Wednesday, November 28, 2007

Rousseau, Baseball, and Apple Pie

In book four of the Social Contract, Rousseau caps his entire discussion on government with a necessary chapter on religion. Aside from some serious theological errors (Christ did not institute a merely spiritual kingdom), Rousseau posits a distinction between personal religion and civil religion. Personal religion is the religion that each individual has between their own two ears. It is the religion of the mind, of the individual. So long as it stays in between your ears, it is not going to bother anybody, least of all Rousseau.
But the state needs a religion that will enforce the kind of devotion and ritual necessary for the promulgation of the state. Here Rousseau mentions the civil religion. Civil religion "joins divine worship to a love of the law" (Social Contract, 4.8). The law it creates a love for must be the civil law, not a theological law (assuming the two are distinct, which Rousseau would insist upon). Civil religion creates its own "dogmas, its rituals, its external forms of worship" (ibid.). Civil religion is what separates a citizen of one nation from another nation. It works well with modern thinking about nationalism. This can lead to some problems, especially if one nation gets a superiority complex and has delusions of exclusivity. This can lead to some crusade-like activity.

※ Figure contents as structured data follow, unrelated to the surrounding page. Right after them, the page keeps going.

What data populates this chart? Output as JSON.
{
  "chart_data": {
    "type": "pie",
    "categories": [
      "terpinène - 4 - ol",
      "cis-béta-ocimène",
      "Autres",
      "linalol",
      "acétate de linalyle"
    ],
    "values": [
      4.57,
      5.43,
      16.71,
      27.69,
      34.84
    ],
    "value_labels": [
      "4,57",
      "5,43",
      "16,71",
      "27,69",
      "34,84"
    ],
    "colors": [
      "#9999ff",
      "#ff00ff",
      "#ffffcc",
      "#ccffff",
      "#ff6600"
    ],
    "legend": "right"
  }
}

The idea of a civil religion like Rousseau explains isn't so far fetched as it may sound. After all, modern Americans have rituals that define us as a nation. We have apple pie, right (as American as apple pie)? We have the national pass time (don't dare go and not order up a hot dog or roasted peanuts). We even have less pronounced forms of this. We have little colored ribbons that declare how much we support our troops. We have flags flying from houses, windows, and other places. We have patriotism! In our postmodern, post-nationalism world, patriotism has replaced Rousseau's civil religion. If you choose not to engage in any of the practices listed above (and a whole host of others) you run a very significant risk of being labeled un-American. In our civil religion, to not practice the rituals, to not engage in the modern forms of worship, is heretical at best.
The saddest part of this is that many of the people that have fallen for this civil religion are evangelical Christians.